The decoration also found inspiration in the creations of grandfather Modesto, who was also a builder of wooden boats and creator of small pieces that served as the basis for the other pieces that dot the rooms. There are few, even because the family intended to “leave only the essentials”.
“It’s all very simple, but it has everything to do with the identity of the place, the Algarve. It was from the objects left by the grandfather that others were created and only the essentials were left, which made sense, to be as minimal as possible.”
There is another particularity in the rooms, all of them built with a wardrobe in the middle, which hides, between two accesses, the bathroom in a peculiar format. Among the three types, there are simple options, others with a private terrace of 35 square meters above the room and a premium room, the largest of all, on the first floor with a view of the sea.
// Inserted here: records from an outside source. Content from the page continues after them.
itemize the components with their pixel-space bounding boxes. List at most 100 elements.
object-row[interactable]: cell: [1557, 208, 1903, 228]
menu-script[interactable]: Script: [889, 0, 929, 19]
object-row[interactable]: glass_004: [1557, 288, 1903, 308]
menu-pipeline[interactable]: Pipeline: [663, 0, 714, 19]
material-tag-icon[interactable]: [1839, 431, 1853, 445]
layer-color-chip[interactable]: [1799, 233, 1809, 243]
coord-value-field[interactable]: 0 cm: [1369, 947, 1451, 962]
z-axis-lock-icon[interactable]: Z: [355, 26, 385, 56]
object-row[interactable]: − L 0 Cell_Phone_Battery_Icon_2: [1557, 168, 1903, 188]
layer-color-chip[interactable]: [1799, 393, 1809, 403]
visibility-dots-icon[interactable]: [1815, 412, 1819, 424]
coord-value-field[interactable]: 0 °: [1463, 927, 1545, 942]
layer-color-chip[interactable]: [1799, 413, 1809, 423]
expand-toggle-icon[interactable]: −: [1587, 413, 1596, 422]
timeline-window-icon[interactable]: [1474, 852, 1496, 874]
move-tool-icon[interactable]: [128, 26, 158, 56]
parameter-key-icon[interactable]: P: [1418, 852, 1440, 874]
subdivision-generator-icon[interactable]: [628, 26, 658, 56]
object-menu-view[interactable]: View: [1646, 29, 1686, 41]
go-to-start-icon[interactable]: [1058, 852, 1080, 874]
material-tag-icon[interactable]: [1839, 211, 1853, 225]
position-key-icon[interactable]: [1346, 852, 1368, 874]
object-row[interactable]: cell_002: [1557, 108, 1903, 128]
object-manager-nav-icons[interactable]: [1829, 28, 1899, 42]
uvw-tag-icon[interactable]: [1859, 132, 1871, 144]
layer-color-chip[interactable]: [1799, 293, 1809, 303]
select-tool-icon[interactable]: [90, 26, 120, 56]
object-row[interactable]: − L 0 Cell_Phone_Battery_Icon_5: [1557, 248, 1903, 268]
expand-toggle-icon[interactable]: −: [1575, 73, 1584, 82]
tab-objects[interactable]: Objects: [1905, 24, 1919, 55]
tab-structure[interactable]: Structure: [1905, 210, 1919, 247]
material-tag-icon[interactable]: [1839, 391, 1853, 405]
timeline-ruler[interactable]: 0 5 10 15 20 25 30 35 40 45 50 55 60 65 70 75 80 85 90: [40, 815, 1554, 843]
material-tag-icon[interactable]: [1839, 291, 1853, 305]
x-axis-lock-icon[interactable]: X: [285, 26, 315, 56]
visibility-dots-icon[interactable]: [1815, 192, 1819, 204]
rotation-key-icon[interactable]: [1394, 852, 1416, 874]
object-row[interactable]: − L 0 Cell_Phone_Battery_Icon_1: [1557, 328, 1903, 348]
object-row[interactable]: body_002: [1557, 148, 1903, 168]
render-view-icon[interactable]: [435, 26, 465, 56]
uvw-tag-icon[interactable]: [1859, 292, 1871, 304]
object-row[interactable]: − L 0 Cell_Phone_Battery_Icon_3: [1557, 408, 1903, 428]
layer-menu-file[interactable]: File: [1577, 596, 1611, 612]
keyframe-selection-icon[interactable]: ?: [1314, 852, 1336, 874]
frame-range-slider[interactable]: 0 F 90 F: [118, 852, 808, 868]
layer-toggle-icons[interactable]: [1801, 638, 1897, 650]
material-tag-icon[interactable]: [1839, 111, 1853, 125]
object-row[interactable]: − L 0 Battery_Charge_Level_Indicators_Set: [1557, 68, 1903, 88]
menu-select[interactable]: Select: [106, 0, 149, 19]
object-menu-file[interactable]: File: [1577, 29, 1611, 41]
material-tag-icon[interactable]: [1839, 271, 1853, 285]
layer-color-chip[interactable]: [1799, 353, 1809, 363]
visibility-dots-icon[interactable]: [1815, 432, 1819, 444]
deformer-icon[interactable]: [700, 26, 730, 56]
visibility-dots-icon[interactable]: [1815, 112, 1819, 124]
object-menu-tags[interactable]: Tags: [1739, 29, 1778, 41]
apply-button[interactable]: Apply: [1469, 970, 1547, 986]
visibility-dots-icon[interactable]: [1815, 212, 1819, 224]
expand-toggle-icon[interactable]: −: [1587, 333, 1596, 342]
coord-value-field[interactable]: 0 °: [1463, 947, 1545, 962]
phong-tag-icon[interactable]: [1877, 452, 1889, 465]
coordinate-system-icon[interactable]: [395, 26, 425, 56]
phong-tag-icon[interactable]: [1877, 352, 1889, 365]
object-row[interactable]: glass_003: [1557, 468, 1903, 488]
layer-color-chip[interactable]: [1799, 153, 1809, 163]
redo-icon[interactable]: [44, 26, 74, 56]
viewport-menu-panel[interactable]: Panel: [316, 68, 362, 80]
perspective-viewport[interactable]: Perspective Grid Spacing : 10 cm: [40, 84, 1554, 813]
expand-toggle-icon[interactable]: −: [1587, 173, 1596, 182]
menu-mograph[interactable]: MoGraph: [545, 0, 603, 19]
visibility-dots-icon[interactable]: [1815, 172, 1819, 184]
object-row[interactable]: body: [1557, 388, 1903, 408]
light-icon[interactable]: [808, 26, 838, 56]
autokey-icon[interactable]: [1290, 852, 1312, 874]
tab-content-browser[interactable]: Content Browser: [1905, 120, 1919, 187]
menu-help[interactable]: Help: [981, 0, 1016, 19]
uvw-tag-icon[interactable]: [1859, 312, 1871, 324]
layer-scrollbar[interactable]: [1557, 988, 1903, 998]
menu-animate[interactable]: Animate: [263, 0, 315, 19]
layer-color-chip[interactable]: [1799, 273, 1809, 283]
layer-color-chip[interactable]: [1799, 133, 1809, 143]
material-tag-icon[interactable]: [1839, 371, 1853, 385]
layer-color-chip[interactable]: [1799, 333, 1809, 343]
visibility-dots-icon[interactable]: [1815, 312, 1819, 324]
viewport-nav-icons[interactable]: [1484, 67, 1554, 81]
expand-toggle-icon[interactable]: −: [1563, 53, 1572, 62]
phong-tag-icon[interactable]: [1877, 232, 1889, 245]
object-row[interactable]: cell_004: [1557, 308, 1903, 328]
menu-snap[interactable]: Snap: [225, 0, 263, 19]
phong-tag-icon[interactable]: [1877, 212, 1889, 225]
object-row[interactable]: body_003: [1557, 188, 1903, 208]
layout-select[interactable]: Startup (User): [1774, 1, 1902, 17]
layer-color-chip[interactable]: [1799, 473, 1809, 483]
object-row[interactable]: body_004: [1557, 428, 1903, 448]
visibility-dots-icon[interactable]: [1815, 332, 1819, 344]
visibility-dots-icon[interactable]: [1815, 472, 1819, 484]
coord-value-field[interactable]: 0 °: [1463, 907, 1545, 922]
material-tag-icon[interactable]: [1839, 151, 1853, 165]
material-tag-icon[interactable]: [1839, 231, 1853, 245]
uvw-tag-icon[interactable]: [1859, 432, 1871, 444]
Breakfast is always included in the stay. In the evening, for dinner, Casa Modesta revisits the family’s old cookbook to prepare typical Algarve meals — always under reservation the day before and served at 8 pm for all guests — from cataplanas to fish, to the freshest seafood in the region. laugh. At the moment, everything is served in the room or on the terrace, while the pandemic does not allow guests to enjoy the communal table again.
There is more to discover among the immaculate white walls of the house. Outside, a pool that is a pool—or is it a pool that is a pool? — with clear water without chemical or salt treatment, as it is also used to water the garden. Inside an old cistern, the walls resemble a gigantic clay hive. Instead of honey, another nectar: it’s the wine cellar that keeps only regional wines for guests.
To turn off, activities abound. You can lie down and read in one of the hammocks, stroll along the estuary’s ecovia, take one of the interpretive tours or, if your idea of a holiday is to learn, take advantage of one of the many workshops organized by Carlos, Vânia and Pedro — which give lessons that they range from basketry to Grandma Carminda’s famous bread.
Spending a few days at Grandpa Modesto’s house comes at a price. Prices start at €120 per night, in a double room, in low season; and go up to a maximum of €260 in a premium room in high season.